La Rioja: An Argentine province challenges Milei with the issuance of a bond to pay public employees

Argentina will issue once more quasi-currencies following more than two decades. The Legislature of the province of La Rioja, in the northwest of the country, approved this Wednesday the creation of the Debt Cancellation Bonus (Bocade), a financial tool that the province will use to pay a portion of the salaries of state workers. The issue, for 22.5 billion pesos, challenges the adjustment imposed by the national Executive by the Government of Javier Milei. Argentina has already resorted to this instrument in the past: during the crisis that began in 2001, when the country abandoned the parity between the peso and the dollar, some provinces and the Nation issued quasi-currencies for the payment of current expenses.

The initiative was promoted by Peronist governor Ricardo Quintela and endorsed by a parliamentary majority in extraordinary sessions. The provincial government assured that the quasi-currency It will be used to pay up to 30% of the salary of public Administration employees. The voucher can be used within the borders of the province for payment in businesses or taxes and can be exchanged for Argentine pesos in the provincial bank, as provincial government officials clarified this Thursday.

Two decades ago, Argentina already resorted to this financial tool to assume current expenses during the economic crisis that began in 2001. With the end of the Convertibility Law, which during the nineties maintained a fixed equivalence between the Argentine peso and the US dollar, the Nation and some provinces issued quasi-currencies such as Patacon, which operated in Buenos Aires until 2003, or Lecop, a bond issued by the national government. The context was different because the crisis was more serious and, at that time, there was a lack of pesos in the Argentine economy.
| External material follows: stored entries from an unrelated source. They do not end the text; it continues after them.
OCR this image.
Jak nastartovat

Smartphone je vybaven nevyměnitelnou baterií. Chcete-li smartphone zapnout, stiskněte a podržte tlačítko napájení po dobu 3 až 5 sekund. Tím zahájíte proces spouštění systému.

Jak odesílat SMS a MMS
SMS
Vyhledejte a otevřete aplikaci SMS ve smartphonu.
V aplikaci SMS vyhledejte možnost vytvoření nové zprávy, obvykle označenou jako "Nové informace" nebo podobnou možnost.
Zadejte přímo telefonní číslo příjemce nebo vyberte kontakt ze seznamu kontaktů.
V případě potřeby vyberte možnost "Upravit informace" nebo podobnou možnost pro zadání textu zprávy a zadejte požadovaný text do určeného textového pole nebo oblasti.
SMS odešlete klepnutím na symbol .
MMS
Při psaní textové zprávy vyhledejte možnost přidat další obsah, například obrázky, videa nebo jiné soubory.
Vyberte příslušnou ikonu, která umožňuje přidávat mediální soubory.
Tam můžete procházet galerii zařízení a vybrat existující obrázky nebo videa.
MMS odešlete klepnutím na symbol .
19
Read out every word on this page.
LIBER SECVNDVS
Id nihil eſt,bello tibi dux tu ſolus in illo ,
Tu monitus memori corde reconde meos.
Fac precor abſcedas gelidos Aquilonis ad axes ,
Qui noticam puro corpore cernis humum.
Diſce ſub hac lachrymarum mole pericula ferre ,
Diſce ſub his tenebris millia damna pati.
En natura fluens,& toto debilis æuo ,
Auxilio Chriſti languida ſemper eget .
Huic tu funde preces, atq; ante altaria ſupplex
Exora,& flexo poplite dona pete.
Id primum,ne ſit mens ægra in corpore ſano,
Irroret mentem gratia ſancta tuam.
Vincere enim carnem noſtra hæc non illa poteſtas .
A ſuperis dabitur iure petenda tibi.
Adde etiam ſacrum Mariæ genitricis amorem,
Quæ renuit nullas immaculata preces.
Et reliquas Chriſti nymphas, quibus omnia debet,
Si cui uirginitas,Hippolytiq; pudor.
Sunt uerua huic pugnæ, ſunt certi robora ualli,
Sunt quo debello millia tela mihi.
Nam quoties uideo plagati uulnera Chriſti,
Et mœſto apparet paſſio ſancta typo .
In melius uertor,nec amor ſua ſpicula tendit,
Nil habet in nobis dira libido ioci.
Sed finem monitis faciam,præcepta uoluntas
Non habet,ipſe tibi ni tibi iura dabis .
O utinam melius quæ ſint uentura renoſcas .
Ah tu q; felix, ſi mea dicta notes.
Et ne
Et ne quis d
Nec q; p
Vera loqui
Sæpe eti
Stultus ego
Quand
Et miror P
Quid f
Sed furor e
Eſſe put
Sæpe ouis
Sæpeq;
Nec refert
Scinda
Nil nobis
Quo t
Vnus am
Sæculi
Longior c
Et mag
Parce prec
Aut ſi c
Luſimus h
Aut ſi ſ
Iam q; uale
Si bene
The issuance of this quasi-currency It will allow La Rioja to finance an expense—in this case, the payment of salaries—without having to adjust, explains Juan Manuel Telechea, director of the Institute of Labor and Economy. “It is a useful tool in the short term to be able to pay salaries because obviously [la provincia] “It does not have enough resources,” says the economist. The Quintela Government thus challenges the adjustment imposed by the Milei Cabinet, which as soon as it arrived at the Casa Rosada devalued the currency by more than 50%, and intends to cut public spending by 5%, which will be achieved in part by reducing transfers to the provinces.

A Lecop issued following the 2001 crisis.Picasa

Telechea, however, warns that in the medium term payment with quasi-currency It can depreciate the salary of state workers because the value of the bonus will depend on the demand that exists on the Bocade. “The more establishments that accept the bonus, the more likely it is that the value will be parity with the peso. But if for some reason businesses do not accept it or accept it at a discount, there will be people harmed,” says the economist. If the latter happens, Telechea points out, there will in practice be an adjustment to the salaries of the people who receive this bonus.

The Quintela Government appeals to “trust.” “We are forced into this by the speed, the savagery, the cruelty of the adjustment that was precipitated in 20 days. “When people went to collect their salaries, they didn’t make ends meet,” Quintela said in a radio interview. “It turns out that the problem is created by the Nation and the province has to provide answers,” Quintela concluded. The governor demands payment of 9.3 billion pesos that the national Executive supposedly owes the province since October. According to Quintela, Milei “turns a deaf ear” to his request. “We believe that there cannot be an adjustment plan without a containment plan,” Quintela wrote on the social network X (on Twitter).

Milei reacted to La Rioja’s decision from the World Economic Forum in Davos (Switzerland). The ultraliberal celebrated in a message on the social network X: “Welcome the provincial currencies to the competition.” Milei clarified in that same text that it is not even quasi-currency nor any other that may arise “will be rescued” by the national government as “happened in the past.” Hours later, the presidential spokesperson, Manuel Adorni, issued a “technical opinion” to the challenge posed by the province: “If one spends more than what he has and does not have other elements nor does he want to adjust, the quasi-currency “It will see the light within the assessment that each citizen makes of that role.”

La Rioja, governed by Peronism, has been the first and only province to approve the issuance of a quasi-currency since the beginning of Milei’s mandate and can set a precedent for other provinces to follow that path. In recent weeks, the possibility has emerged that the Government of the province of Buenos Aires, also Peronist, will issue a quasi-currency. “For now we are not moving forward in that direction, but the Constitution enables it and we consider that it is a tool that can alleviate a certain liquidity or credit deficit in the province,” said Carlos Blanco, Minister of Government of Buenos Aires.